Site Reliability Engineering - Technical Duty Officer
Location: San Diego, CA
This position reports to the Manager of Technical Duty Officers in AMS. ServiceNow is changing the way people work. With a service-orientation toward the activities, tasks and processes that make up day-to-day work life, we help the modern enterprise operate faster and be more scalable than ever before.We're disruptive. We work hard but try not to take ourselves too seriously. We are highly adaptable and constantly evolving. We are passionate about our product, and we live for our customers. We have high expectations and a career at ServiceNow means challenging yourself to always be better.
Who is the TDO?:
The Technical Duty Officer (TDO) team provides leadership to a talented Site Reliability Engineering (SRE) group to keep our worldwide cloud service available. We advance training and give support to the operations teams on all issues impacting our infrastructure. The TDO engages in robust communication across the organization to drive necessary changes and execute initiatives with rigorous determination.

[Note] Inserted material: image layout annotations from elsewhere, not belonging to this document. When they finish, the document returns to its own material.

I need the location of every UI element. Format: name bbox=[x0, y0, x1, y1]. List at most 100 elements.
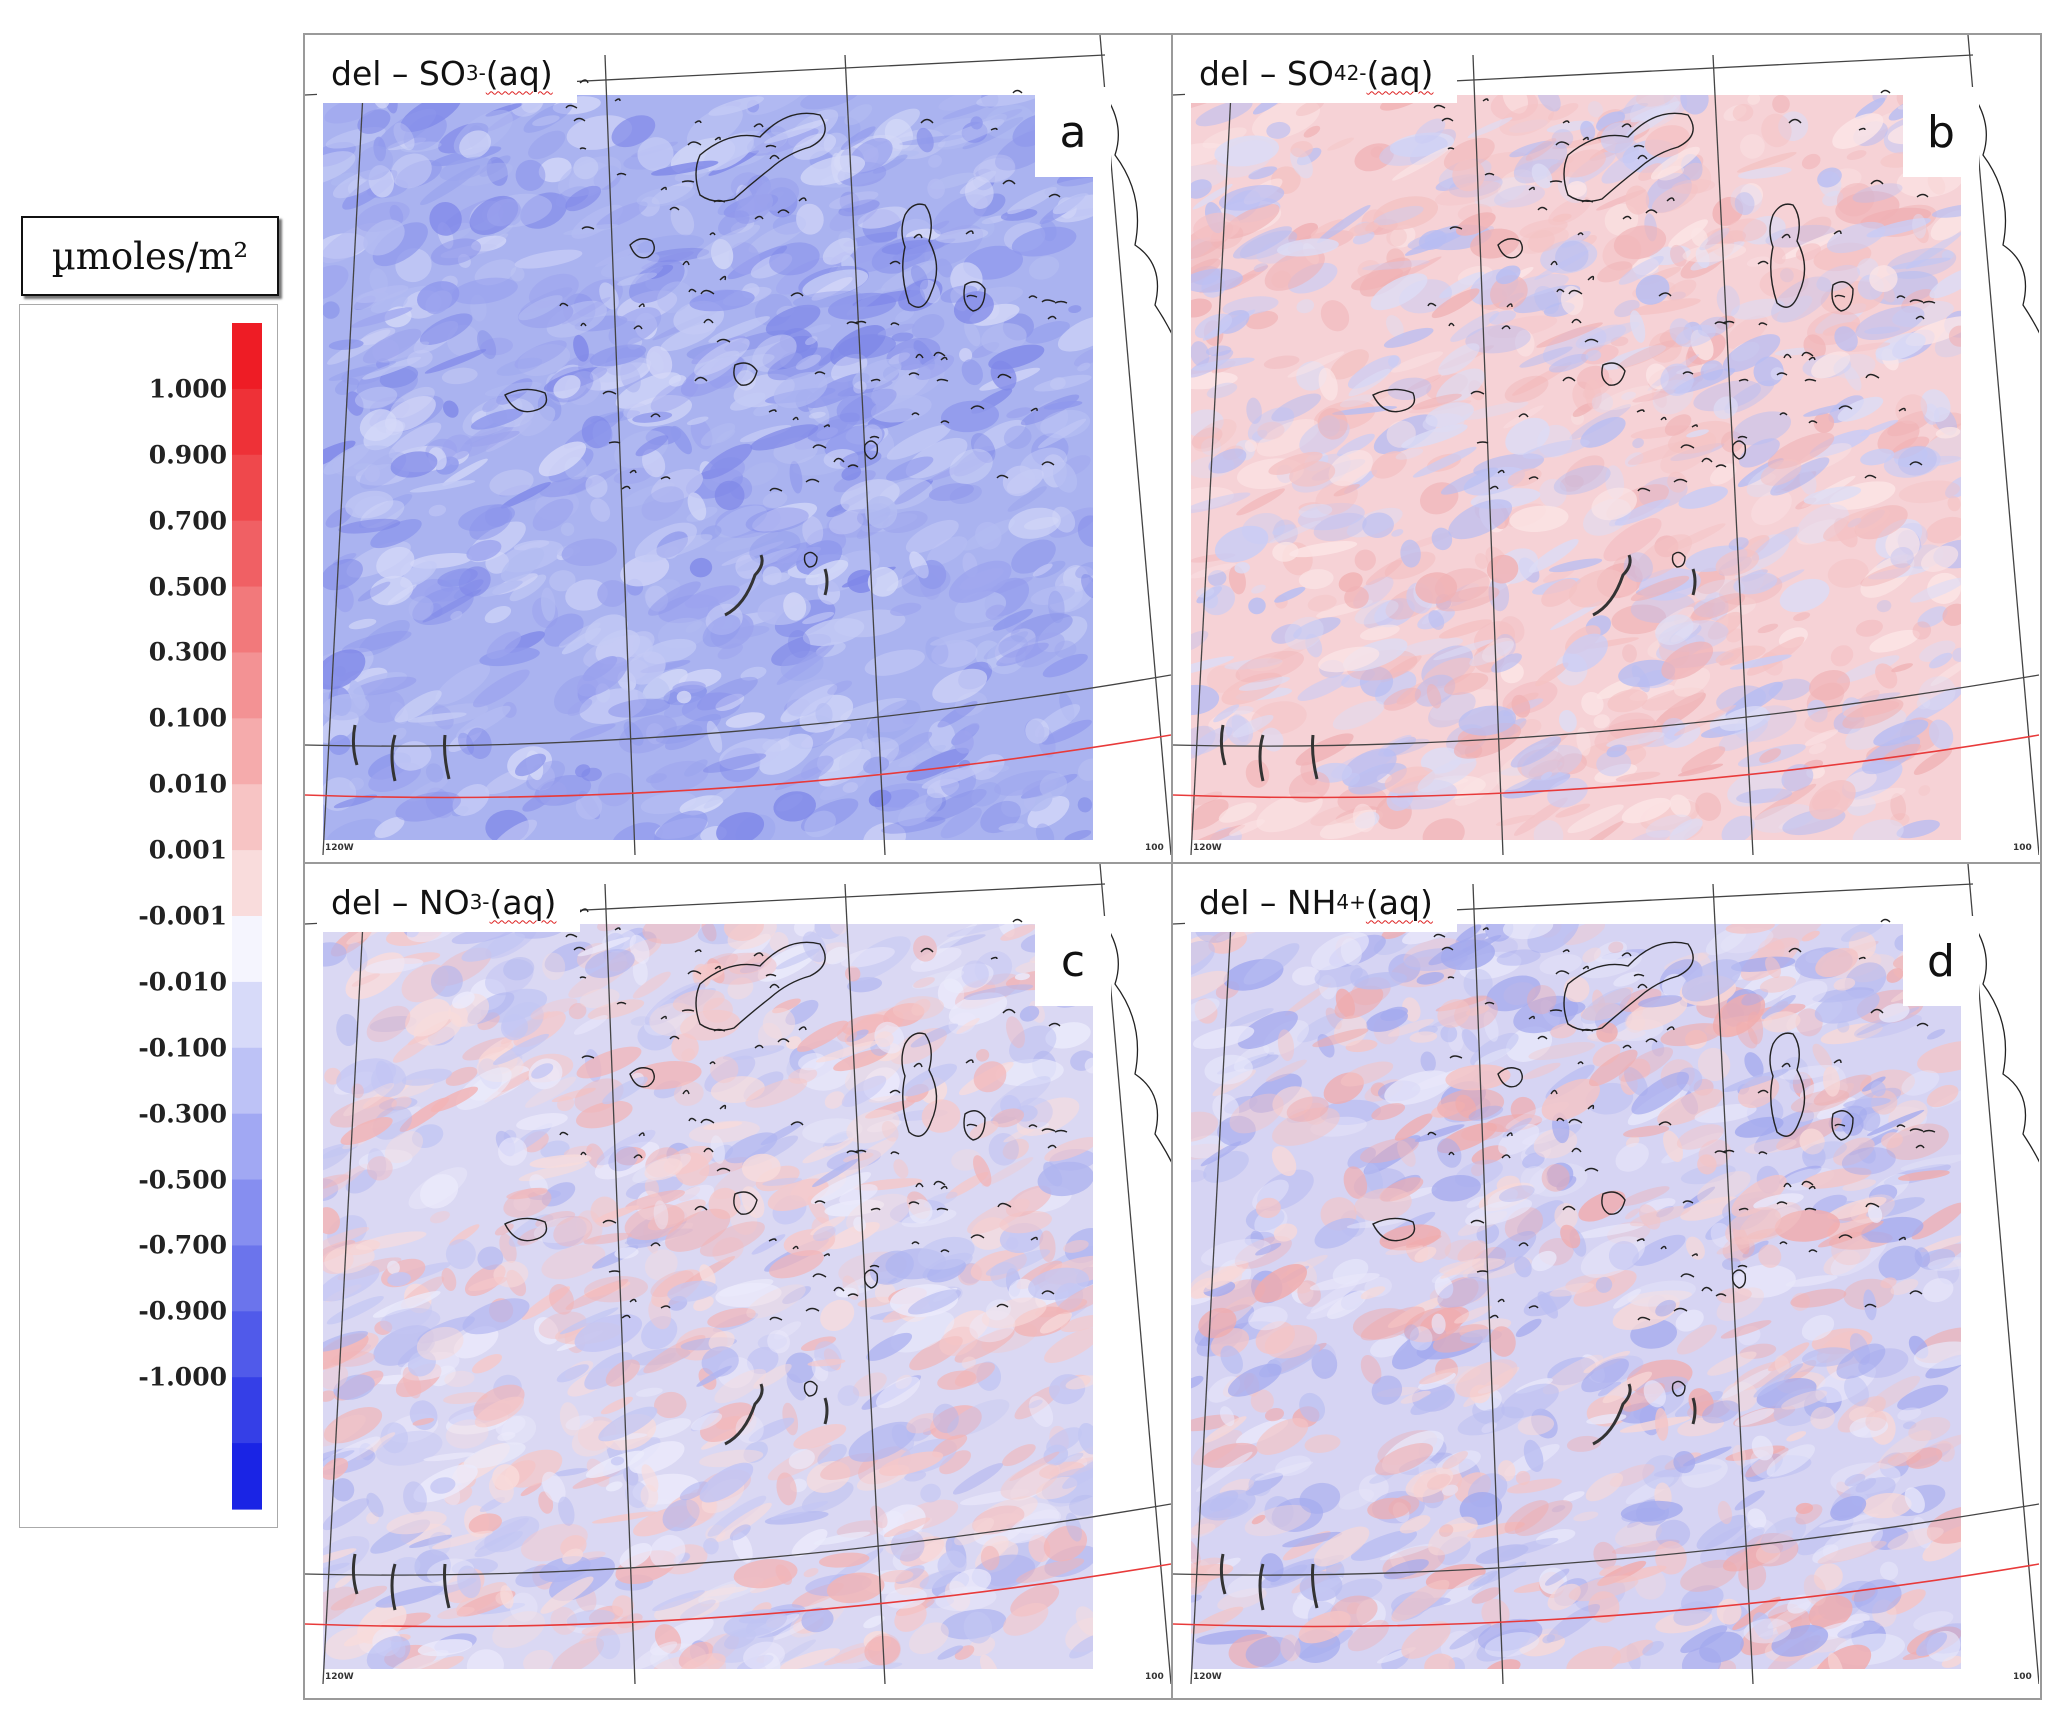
title-subscript: 3 bbox=[469, 890, 483, 914]
map-a bbox=[305, 35, 1171, 856]
legend-swatch bbox=[232, 1245, 262, 1312]
legend-swatch bbox=[232, 1311, 262, 1378]
color-legend: 1.000 0.900 0.700 0.500 0.300 0.100 0.010 0.001… bbox=[19, 304, 278, 1528]
coastline-outlines bbox=[351, 79, 1171, 782]
legend-tick-label: 1.000 bbox=[148, 374, 227, 404]
boundary-line-red bbox=[1173, 1563, 2039, 1628]
boundary-line-red bbox=[1173, 734, 2039, 799]
panel-title-d: del – NH 4 + (aq) bbox=[1185, 872, 1457, 932]
lon-label-right: 100 bbox=[2013, 1672, 2032, 1682]
title-prefix: del – SO bbox=[1199, 53, 1334, 93]
legend-swatch bbox=[232, 916, 262, 983]
legend-tick-label: -0.300 bbox=[138, 1099, 227, 1129]
panel-title-b: del – SO 4 2- (aq) bbox=[1185, 43, 1458, 103]
map-figure: del – SO 3- (aq) a 120W 100 del – SO 4 2- (aq) b… bbox=[303, 33, 2042, 1700]
graticule-line bbox=[1190, 883, 1234, 1685]
graticule-line bbox=[1173, 1503, 2039, 1576]
coastline-outlines bbox=[1219, 908, 2039, 1611]
graticule-line bbox=[322, 54, 366, 856]
legend-swatch bbox=[232, 718, 262, 785]
panel-divider-horizontal bbox=[305, 862, 2040, 864]
graticule-line bbox=[1967, 864, 2039, 1685]
legend-swatch bbox=[232, 586, 262, 654]
lon-label-left: 120W bbox=[325, 843, 354, 853]
legend-swatch bbox=[232, 323, 262, 390]
boundary-line-red bbox=[305, 734, 1171, 799]
legend-swatch bbox=[232, 1047, 262, 1115]
legend-tick-label: -0.900 bbox=[138, 1296, 227, 1326]
legend-swatch bbox=[232, 1443, 262, 1510]
graticule-line bbox=[322, 883, 366, 1685]
graticule-line bbox=[604, 54, 636, 856]
title-superscript: 2- bbox=[1346, 61, 1367, 85]
title-prefix: del – NO bbox=[331, 882, 470, 922]
lon-label-right: 100 bbox=[2013, 843, 2032, 853]
panel-letter-a: a bbox=[1035, 87, 1111, 177]
legend-swatch bbox=[232, 1113, 262, 1181]
panel-letter-b: b bbox=[1903, 87, 1979, 177]
graticule-line bbox=[844, 54, 886, 856]
graticule-line bbox=[844, 883, 886, 1685]
lon-label-left: 120W bbox=[1193, 843, 1222, 853]
legend-tick-label: 0.900 bbox=[148, 440, 227, 470]
graticule-line bbox=[305, 1503, 1171, 1576]
lon-label-left: 120W bbox=[325, 1672, 354, 1682]
legend-swatch bbox=[232, 981, 262, 1049]
legend-tick-label: -0.500 bbox=[138, 1165, 227, 1195]
title-subscript: 4 bbox=[1336, 890, 1350, 914]
map-c bbox=[305, 864, 1171, 1685]
legend-swatch bbox=[232, 1377, 262, 1444]
legend-tick-label: 0.500 bbox=[148, 572, 227, 602]
legend-tick-label: -1.000 bbox=[138, 1362, 227, 1392]
graticule-line bbox=[1967, 35, 2039, 856]
legend-units-label: µmoles/m² bbox=[51, 234, 249, 278]
boundary-line-red bbox=[305, 1563, 1171, 1628]
graticule-line bbox=[1712, 883, 1754, 1685]
panel-title-a: del – SO 3- (aq) bbox=[317, 43, 577, 103]
panel-divider-vertical bbox=[1171, 35, 1173, 1698]
graticule-line bbox=[1472, 54, 1504, 856]
concentration-field bbox=[323, 95, 1093, 840]
graticule-line bbox=[1190, 54, 1234, 856]
legend-swatch bbox=[232, 454, 262, 522]
legend-swatch bbox=[232, 388, 262, 456]
panel-title-c: del – NO 3- (aq) bbox=[317, 872, 581, 932]
concentration-field bbox=[323, 924, 1093, 1669]
title-subscript: 3 bbox=[465, 61, 479, 85]
panel-letter-d: d bbox=[1903, 916, 1979, 1006]
lon-label-right: 100 bbox=[1145, 843, 1164, 853]
graticule-line bbox=[1472, 883, 1504, 1685]
map-b bbox=[1173, 35, 2039, 856]
title-prefix: del – NH bbox=[1199, 882, 1337, 922]
lon-label-left: 120W bbox=[1193, 1672, 1222, 1682]
concentration-field bbox=[1191, 924, 1961, 1669]
map-panel-a: del – SO 3- (aq) a 120W 100 bbox=[305, 35, 1171, 862]
legend-tick-label: -0.001 bbox=[138, 901, 227, 931]
legend-tick-label: -0.700 bbox=[138, 1230, 227, 1260]
title-superscript: - bbox=[482, 890, 490, 914]
lon-label-right: 100 bbox=[1145, 1672, 1164, 1682]
concentration-field bbox=[1191, 95, 1961, 840]
map-panel-c: del – NO 3- (aq) c 120W 100 bbox=[305, 864, 1171, 1691]
map-panel-d: del – NH 4 + (aq) d 120W 100 bbox=[1173, 864, 2039, 1691]
coastline-outlines bbox=[351, 908, 1171, 1611]
graticule-line bbox=[1173, 674, 2039, 747]
legend-tick-label: 0.001 bbox=[148, 835, 227, 865]
title-suffix: (aq) bbox=[1365, 882, 1433, 922]
legend-tick-label: 0.100 bbox=[148, 703, 227, 733]
legend-swatch bbox=[232, 850, 262, 917]
legend-swatch bbox=[232, 784, 262, 851]
color-scale-bar bbox=[232, 323, 262, 1510]
title-suffix: (aq) bbox=[489, 882, 557, 922]
graticule-line bbox=[305, 674, 1171, 747]
map-d bbox=[1173, 864, 2039, 1685]
title-superscript: + bbox=[1349, 890, 1366, 914]
map-panel-b: del – SO 4 2- (aq) b 120W 100 bbox=[1173, 35, 2039, 862]
legend-tick-label: -0.010 bbox=[138, 967, 227, 997]
graticule-line bbox=[1099, 35, 1171, 856]
panel-letter-c: c bbox=[1035, 916, 1111, 1006]
title-suffix: (aq) bbox=[1366, 53, 1434, 93]
graticule-line bbox=[1712, 54, 1754, 856]
legend-tick-label: 0.010 bbox=[148, 769, 227, 799]
legend-swatch bbox=[232, 1179, 262, 1247]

What you get to do in this role?:
Leverage your extensive system, network, and database skills to provide technical leadership for a team of on-site engineers who are responsible for the availability and performance of ServiceNow's cloud platform.
Lead as the crisis manager during all major outages, and provide technical input to the teams engaged in remediation.
Drive organization-wide change by participating in post-incident reviews, approving new architectural designs, and establishing strong relationships by working with many cross-functional teams.
Make operations more effective by continually training and mentoring the team on all aspects of the operational environment.
Build requirements for new procedures and automations and verify that these new services meet our needs before getting released to the production environment.
Coordinate all recovery efforts to provide rapid relief and resolution to any issue that could be impacting the operational environment.
What should you know to be successful?:
An in-depth understanding of the technology associated with operating a service or platform in the cloud, including datacenters, systems, networks, load balancers, applications, and relational databases.
Familiarity with Networking technologies such as routing, switching, DNS, load balancing, and CDN.
Working knowledge of BASH, Python, Perl or other scripting languages.
Experience with MariaDB/MySQL configuration, SQL query analysis, and database performance techniques.
Solid *nix systems administration, network administration and application layer experience.
Excellent collaboration skills across diverse cross-functional teams.
Proven abilities to effectively promote your ideas and obtain buy-in from stakeholders.
Meticulous analytical skills to identify and understand the root cause of critical issues.
3-5 years of technical leadership experience.
Bachelor's degree in Computer Science or Information Systems or equivalent technical discipline, or similar work experience in an enterprise 24/7 production environment supporting critical, real-time applications.
Strong understanding of Internet protocols, web technologies, and operating systems.
More about this role:
We provide competitive compensation, generous benefits, and a professional atmosphere. This is a very collaborative and inclusive work environment where individuals with a strong aptitude will have an opportunity to grow their professional careers through working with some of the most advanced technology in the industry.